Memory usage reduced from 1075.70 MB to 1008.47 MB


## Difference

In [40]:
def add_diff_features(df, lag_cols):
    df_result = df.copy()
    for i in range(len(lag_cols) - 1):
        base_name = lag_cols[0].replace('_lag_1', '')
        col_name = f'{base_name}_diff_{i+1}'
        diff_series = df_result[lag_cols[i]] - df_result[lag_cols[i+1]]
        df_result[col_name] = diff_series
    return df_result

item_cnt_lags = ['item_cnt_month_lag_1', 'item_cnt_month_lag_2', 'item_cnt_month_lag_3']
item_avg_sales_lags = ['item_avg_date_sales_lag_1', 'item_avg_date_sales_lag_2', 'item_avg_date_sales_lag_3']

all_data = add_diff_features(all_data, item_cnt_lags)
all_data = add_diff_features(all_data, item_avg_sales_lags)

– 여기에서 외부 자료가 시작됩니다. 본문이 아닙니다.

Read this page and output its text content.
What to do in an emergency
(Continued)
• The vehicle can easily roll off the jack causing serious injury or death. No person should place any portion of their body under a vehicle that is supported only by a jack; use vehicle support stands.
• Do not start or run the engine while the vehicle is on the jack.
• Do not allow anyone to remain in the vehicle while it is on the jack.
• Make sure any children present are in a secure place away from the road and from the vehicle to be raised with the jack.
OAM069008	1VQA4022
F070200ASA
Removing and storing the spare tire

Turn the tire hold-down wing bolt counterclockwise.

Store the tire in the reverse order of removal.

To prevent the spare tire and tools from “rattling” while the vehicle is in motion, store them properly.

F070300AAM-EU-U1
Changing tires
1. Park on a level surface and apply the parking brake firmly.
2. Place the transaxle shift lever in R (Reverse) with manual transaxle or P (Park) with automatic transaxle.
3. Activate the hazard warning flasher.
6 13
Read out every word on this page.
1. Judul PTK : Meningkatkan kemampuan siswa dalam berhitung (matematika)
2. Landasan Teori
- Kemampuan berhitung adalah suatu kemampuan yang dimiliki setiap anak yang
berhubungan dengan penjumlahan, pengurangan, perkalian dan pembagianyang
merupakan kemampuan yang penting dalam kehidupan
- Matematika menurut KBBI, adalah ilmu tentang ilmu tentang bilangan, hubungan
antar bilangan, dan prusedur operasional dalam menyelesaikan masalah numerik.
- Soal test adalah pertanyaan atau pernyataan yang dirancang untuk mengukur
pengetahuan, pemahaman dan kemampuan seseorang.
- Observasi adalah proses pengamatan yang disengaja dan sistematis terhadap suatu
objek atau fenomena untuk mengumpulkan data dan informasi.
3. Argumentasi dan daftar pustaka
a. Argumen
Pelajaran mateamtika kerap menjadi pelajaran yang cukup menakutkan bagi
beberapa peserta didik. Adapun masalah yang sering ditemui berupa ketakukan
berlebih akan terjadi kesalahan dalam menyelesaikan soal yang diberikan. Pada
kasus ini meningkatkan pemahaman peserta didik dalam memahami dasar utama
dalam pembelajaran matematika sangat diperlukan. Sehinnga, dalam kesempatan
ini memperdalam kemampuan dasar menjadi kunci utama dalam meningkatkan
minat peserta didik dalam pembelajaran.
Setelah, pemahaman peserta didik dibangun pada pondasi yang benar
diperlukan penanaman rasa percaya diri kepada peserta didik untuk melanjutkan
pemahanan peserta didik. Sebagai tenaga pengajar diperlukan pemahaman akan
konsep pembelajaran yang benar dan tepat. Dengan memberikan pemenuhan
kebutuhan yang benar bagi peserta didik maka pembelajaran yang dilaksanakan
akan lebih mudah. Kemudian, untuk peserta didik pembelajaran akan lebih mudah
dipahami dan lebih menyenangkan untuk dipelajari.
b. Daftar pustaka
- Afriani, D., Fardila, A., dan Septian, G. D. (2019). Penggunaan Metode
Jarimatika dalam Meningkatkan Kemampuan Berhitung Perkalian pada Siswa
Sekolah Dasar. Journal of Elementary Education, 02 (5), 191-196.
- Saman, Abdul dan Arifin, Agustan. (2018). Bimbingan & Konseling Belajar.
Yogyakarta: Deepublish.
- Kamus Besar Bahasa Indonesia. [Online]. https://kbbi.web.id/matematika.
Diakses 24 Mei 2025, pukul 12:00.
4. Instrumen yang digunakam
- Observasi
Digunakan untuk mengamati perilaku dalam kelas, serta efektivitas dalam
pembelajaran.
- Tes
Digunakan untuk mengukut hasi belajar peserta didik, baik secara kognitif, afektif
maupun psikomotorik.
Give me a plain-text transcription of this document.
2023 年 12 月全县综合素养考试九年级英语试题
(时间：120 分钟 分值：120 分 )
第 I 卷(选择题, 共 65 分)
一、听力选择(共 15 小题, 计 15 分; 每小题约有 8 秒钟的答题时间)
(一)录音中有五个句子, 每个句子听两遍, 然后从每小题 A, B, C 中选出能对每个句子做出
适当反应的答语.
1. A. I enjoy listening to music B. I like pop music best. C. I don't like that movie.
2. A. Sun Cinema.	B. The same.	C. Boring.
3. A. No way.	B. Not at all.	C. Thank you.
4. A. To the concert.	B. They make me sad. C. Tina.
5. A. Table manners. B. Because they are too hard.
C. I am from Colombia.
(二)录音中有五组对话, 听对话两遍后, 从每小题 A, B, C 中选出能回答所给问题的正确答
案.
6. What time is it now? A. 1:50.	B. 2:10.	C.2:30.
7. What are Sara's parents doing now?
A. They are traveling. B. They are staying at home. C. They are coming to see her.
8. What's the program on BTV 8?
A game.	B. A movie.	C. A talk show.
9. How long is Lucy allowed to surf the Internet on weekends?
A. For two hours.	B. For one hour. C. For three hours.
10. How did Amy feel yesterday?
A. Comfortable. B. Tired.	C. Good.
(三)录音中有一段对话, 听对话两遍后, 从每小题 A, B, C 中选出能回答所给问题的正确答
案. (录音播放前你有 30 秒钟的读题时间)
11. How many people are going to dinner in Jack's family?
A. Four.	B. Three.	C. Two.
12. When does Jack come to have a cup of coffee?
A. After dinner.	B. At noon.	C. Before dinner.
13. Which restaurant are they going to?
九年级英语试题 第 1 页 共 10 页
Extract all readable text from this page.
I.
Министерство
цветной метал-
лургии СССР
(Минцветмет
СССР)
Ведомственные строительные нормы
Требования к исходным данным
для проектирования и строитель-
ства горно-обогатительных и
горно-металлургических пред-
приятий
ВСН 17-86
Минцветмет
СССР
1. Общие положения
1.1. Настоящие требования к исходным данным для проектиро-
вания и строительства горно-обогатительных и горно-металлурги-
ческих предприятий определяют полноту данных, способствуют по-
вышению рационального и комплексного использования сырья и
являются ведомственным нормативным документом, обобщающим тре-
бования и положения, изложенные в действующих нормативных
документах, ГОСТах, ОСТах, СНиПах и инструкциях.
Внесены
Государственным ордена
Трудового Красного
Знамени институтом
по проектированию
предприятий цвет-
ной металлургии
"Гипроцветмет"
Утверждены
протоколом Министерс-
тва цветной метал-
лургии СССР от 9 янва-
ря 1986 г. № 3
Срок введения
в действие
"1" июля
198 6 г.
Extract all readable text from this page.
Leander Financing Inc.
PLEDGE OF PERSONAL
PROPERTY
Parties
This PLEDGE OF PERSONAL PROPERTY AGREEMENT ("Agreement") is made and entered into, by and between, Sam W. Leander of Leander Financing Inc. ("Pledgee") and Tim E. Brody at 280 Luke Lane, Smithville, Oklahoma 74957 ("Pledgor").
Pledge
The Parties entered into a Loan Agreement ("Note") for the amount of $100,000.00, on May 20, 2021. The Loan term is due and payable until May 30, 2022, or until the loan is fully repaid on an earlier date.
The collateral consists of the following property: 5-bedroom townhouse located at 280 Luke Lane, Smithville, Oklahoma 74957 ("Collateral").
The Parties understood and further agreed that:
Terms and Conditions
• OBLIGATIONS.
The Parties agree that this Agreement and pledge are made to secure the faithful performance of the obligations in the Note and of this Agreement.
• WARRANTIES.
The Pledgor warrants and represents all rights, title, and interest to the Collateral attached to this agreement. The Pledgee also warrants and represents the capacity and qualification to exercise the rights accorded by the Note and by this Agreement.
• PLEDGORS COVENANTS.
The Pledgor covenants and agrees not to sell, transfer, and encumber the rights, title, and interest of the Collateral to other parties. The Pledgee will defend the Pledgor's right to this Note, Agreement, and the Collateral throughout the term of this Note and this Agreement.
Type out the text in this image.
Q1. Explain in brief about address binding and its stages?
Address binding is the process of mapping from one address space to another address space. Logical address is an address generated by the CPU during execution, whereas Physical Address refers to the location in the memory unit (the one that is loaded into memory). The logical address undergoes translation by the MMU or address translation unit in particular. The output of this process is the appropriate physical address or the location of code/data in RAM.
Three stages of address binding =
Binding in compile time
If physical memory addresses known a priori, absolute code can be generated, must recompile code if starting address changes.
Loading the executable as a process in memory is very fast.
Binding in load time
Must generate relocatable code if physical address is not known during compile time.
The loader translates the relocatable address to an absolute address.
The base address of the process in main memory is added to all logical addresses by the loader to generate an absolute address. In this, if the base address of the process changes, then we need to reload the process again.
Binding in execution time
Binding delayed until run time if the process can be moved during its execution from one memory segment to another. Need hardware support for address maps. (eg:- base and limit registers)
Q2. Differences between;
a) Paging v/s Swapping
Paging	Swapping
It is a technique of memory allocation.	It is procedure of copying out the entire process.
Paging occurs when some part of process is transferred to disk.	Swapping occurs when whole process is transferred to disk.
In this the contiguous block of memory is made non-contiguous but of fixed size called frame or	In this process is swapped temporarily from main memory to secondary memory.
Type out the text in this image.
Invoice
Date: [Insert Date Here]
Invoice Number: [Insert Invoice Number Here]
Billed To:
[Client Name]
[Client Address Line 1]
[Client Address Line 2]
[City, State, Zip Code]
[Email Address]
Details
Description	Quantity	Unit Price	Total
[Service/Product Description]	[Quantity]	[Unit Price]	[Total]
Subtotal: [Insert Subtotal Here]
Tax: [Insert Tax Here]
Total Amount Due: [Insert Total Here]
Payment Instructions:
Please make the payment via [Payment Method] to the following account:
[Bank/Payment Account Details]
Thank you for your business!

diff_cols = [col for col in all_data.columns if '_diff_' in col]
print(diff_cols)

del item_cnt_lags, item_avg_sales_lags, diff_cols

['item_cnt_month_diff_1', 'item_cnt_month_diff_2', 'item_avg_date_sales_diff_1', 'item_avg_date_sales_diff_2']


## removing columns

In [41]:
features_to_drop

['date_item_avg_price']

In [42]:
print(sorted([col for col in all_data.columns if '_lag_2' in col or '_lag_3' in col]))

['date_item_avg_price_lag_2', 'date_item_avg_price_lag_3', 'item_avg_date_sales_lag_2', 'item_avg_date_sales_lag_3', 'item_category_avg_date_sales_lag_2', 'item_category_avg_date_sales_lag_3', 'item_cnt_month_lag_2', 'item_cnt_month_lag_3', 'transaction_cnt_lag_2', 'transaction_cnt_lag_3']


In [43]:
all_data = all_data.drop(columns=features_to_drop)
features_to_drop = []

target_cols = [
    col for col in all_data.columns 
    if re.search(r'_lag_[2-3]', col)
]
# 오래된 시차 변수들 제거
features_to_drop.extend(target_cols)
features_to_drop.remove('item_avg_date_sales_lag_2')
features_to_drop.remove('item_category_avg_date_sales_lag_2')
features_to_drop.remove('item_cnt_month_lag_2')
features_to_drop.remove('item_cnt_month_lag_3')
features_to_drop.remove('transaction_cnt_lag_2')
all_data = all_data.drop(columns=features_to_drop)

print("Shape after dropping lag features:", all_data.shape)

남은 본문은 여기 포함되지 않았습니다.